One option is to apply for invention patents in China by stripping down their plant and utility patents that relate to plant varieties and plant parts, to their genetic essences and cores, and proceed with filing invention patents.  However, the success rate for this may be a crapshoot at best.  Another option would to be to focus on the processes that lead to a plant patent’s protection, and file invention patents for the processes that have that ability to create a plant that is patentable in another country.  The success rate for this is difficult to predict as well, because is quite possible a non-unique process is employed with a minor variant, which creates a unique plant with patentability outside of China, but since the process may lack inventiveness, it would not meet the criteria for a Chinese invention patent.  Under this reasoning, it would, in effect, dilute the novelty which is required for an invention patent in China. Everywhere in the world the grant of a patent is never certain, and inventors, small to medium-sized enterprises and other prospective patentees are aware of this risk.

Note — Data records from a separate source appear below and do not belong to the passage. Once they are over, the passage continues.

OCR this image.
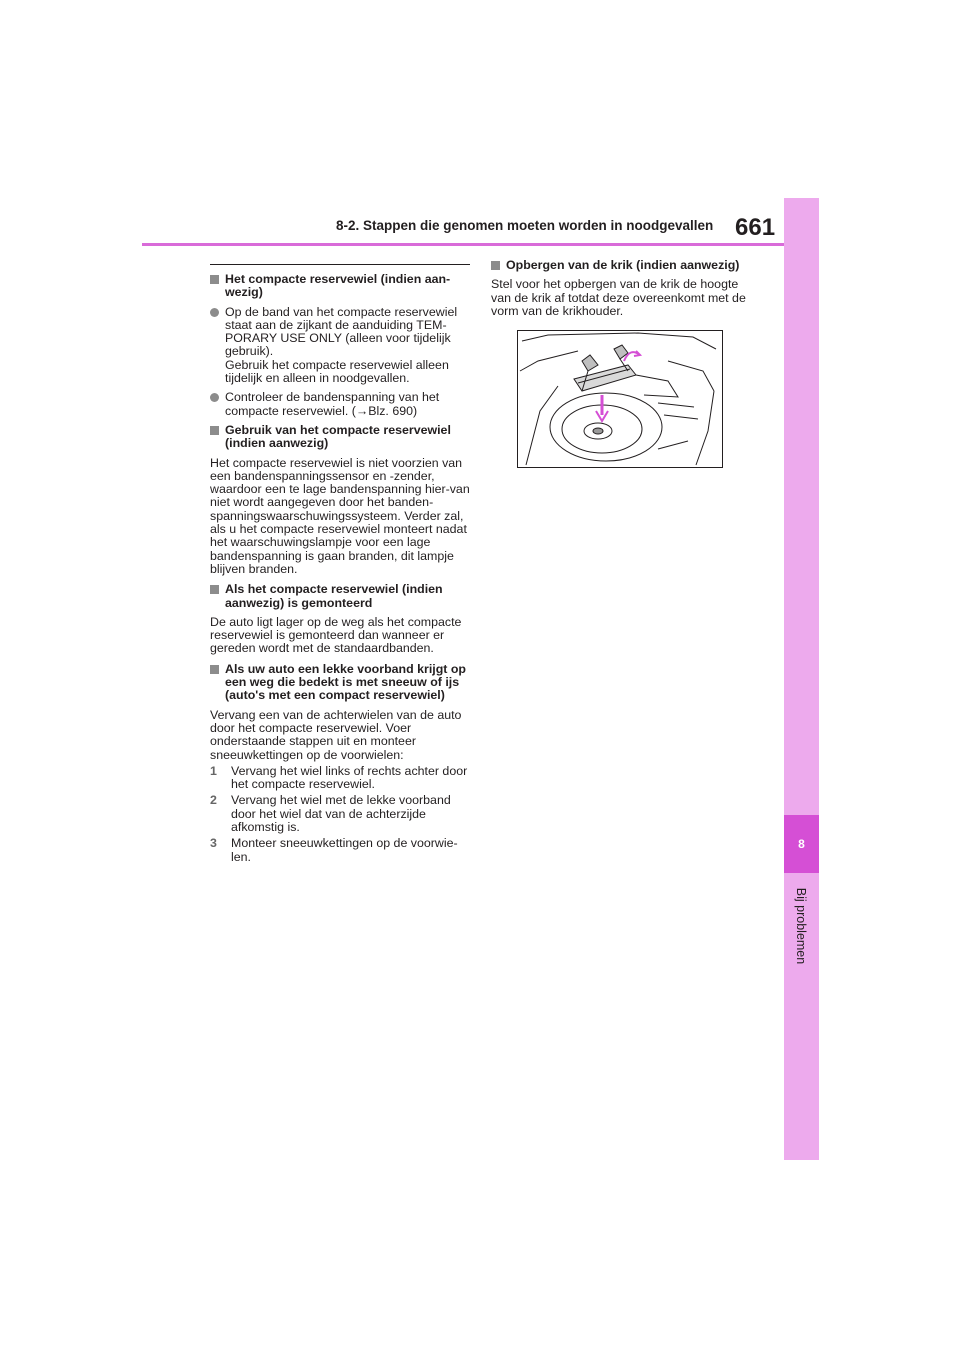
8-2. Stappen die genomen moeten worden in noodgevallen 661
8
Bij problemen
Het compacte reservewiel (indien aan-wezig)
Op de band van het compacte reservewiel staat aan de zijkant de aanduiding TEM-PORARY USE ONLY (alleen voor tijdelijk gebruik).
Gebruik het compacte reservewiel alleen tijdelijk en alleen in noodgevallen.
Controleer de bandenspanning van het compacte reservewiel. (→Blz. 690)
Gebruik van het compacte reservewiel (indien aanwezig)
Het compacte reservewiel is niet voorzien van een bandenspanningssensor en -zender, waardoor een te lage bandenspanning hier-van niet wordt aangegeven door het banden-spanningswaarschuwingssysteem. Verder zal, als u het compacte reservewiel monteert nadat het waarschuwingslampje voor een lage bandenspanning is gaan branden, dit lampje blijven branden.
Als het compacte reservewiel (indien aanwezig) is gemonteerd
De auto ligt lager op de weg als het compacte reservewiel is gemonteerd dan wanneer er gereden wordt met de standaardbanden.
Als uw auto een lekke voorband krijgt op een weg die bedekt is met sneeuw of ijs (auto's met een compact reservewiel)
Vervang een van de achterwielen van de auto door het compacte reservewiel. Voer onderstaande stappen uit en monteer sneeuwkettingen op de voorwielen:
1 Vervang het wiel links of rechts achter door het compacte reservewiel.
2 Vervang het wiel met de lekke voorband door het wiel dat van de achterzijde afkomstig is.
3 Monteer sneeuwkettingen op de voorwie-len.
Opbergen van de krik (indien aanwezig)
Stel voor het opbergen van de krik de hoogte van de krik af totdat deze overeenkomt met de vorm van de krikhouder.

The best thing is to hire competent legal counsel licensed in China that has expertise in intellectual property law, and has attorneys that are chemists, biologists and engineers that understand the science behind the invention.

Whether the ability for botany to achieve intellectual property protection is merely for commercialization or it involves humankind’s innate fear of extinction, or it involves both of those lines of reasoning, is still just a purely philosophical debate. Mortality shares an inextricable link with commercialization, and the palindromic relationship they possess has waltzed throughout history hand in hand moving backwards and forwards.  Plants were on this planet before humans, and plants will be here after us.  Ultimately, we cannot really own any piece of nature on this rock; we are but mere licensees or lessees of space.  We all have the same fate and that is death, but in the meantime, we have to prepare for when our number is called.  So we had best try to protect our intellectual property by any means necessary to ensure our survival for the generations that are next.